The game's relatively unusual "Build & Battle" system -- allowing players to literally drop strategic buildings and vehicles on to the playfield in real time -- provides what Sutphin describes as an "interesting challenge" for the design team.
"With a traditional shooter there's a lot of reference out there. We can grab a lot of the top triple-A games right now, and play them, and take all this information about what works and what doesn't -- but there's not a lot of games out there doing the Build & Battle kind of thing," he says. "So we've devoted a lot of time to doing a lot of prototypes, trying out a lot of different directions. We've steered all over the place with Build & Battle to bring it to the point where we're at now."
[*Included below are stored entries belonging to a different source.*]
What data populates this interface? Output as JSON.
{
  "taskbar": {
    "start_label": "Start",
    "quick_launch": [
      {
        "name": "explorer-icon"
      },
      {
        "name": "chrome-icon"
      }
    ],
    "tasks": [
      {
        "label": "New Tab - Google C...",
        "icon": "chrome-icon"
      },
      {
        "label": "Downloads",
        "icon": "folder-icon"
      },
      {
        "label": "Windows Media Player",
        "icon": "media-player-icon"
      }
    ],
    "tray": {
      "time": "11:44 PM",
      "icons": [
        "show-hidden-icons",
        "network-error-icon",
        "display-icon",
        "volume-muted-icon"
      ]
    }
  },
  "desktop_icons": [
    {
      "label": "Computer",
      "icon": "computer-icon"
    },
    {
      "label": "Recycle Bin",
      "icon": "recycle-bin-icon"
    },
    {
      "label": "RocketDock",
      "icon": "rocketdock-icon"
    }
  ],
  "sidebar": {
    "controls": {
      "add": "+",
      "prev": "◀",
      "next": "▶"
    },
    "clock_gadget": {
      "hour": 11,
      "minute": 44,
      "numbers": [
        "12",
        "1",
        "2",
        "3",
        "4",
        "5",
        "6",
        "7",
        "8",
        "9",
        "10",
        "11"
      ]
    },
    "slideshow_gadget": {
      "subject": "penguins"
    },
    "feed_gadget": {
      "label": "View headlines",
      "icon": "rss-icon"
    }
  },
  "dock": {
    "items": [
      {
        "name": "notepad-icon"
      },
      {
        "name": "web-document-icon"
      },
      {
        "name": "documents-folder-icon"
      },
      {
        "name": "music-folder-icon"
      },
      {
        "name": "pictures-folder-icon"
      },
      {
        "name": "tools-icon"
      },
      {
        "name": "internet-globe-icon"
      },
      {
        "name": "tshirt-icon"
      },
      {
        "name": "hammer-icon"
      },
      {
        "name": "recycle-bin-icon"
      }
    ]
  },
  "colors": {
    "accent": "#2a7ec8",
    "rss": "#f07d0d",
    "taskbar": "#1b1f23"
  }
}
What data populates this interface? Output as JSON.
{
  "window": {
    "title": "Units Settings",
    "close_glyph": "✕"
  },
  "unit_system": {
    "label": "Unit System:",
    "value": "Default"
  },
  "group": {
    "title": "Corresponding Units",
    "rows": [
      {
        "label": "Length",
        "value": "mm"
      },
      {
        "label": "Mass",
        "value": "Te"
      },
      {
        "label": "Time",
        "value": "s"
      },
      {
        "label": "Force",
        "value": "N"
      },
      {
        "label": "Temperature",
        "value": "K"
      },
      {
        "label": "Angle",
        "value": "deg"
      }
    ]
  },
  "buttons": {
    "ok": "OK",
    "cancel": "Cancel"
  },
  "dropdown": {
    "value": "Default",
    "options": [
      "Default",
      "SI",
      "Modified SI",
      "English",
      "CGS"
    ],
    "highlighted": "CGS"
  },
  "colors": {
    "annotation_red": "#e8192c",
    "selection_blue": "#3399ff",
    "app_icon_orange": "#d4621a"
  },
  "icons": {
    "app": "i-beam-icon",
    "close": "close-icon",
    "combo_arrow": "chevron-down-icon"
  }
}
"We've learned a lot, for example, from playing in multiplayer where everybody's just doing a lot of weird shit with the buildings, and we're like, 'Hey, that was actually fun,'" he says. The team then takes that information and feeds it back to enhance the single player component. But what about the inverse? What has single player taught multiplayer?
"The visual language, mostly," says Sutphin. "We did a lot of work, for example, to focus the player's attention as we're going through the mission -- focusing the player's attention on where the enemy's coming in and where the objectives are. And some of the same visual language rolls over into multiplayer. That cross-pollination is really effective."
The biggest design challenge so far, says Sutphin, has been in balancing the three combat types -- up to 32 simultaneous players might be running around on foot, driving around a ground vehicle, or piloting an aircraft in the same frantic scenario.
"You have a huge scale difference across those three, and you have a huge speed difference across those three," he says. "When I'm the dude on the ground running around, I'm running relatively slowly. I care about things like the rock I'm going to hide behind, the doorway I'm going to go through... things on this scale. When I'm in a tank, that one rock, I drive over that. I'm not even thinking about it. Now I really care about the building that's in my way. I care about the big hill that I have to crest to get to the enemy base.
"And then when I'm in the Hawk and I'm flying around, I don't care about that stuff as much, because I'm looking at the whole battlefield stretched out underneath me. I'm looking for optimal strafing and bombing runs, right? I'm looking for a spot to land and start messing up an enemy base. I'm moving across the map in a Hawk in fifteen seconds, whereas on foot if I'm running it's going to take me a minute and a half, and so that's always kind of tricky."
There a lot of effort going into Starhawk. Certainly, it adds up to the triple-A level studio that Jobe hoped for, but it puts the design team at an interesting crossroads, with keeping its "indie" mentality in the face of developing a rather complex first-party Sony game.
"I don't know that we're seen yet as the faceless, corporate triple-A kind of thing, but it is kind of interesting the position we find ourselves in where we are kind of halfway between the two," says Sutphin.
Starhawk ships for the PlayStation 3 in 2012. With any luck, Sutphin and his pals will still be hanging out with the Juegos Rancheros crew well past then.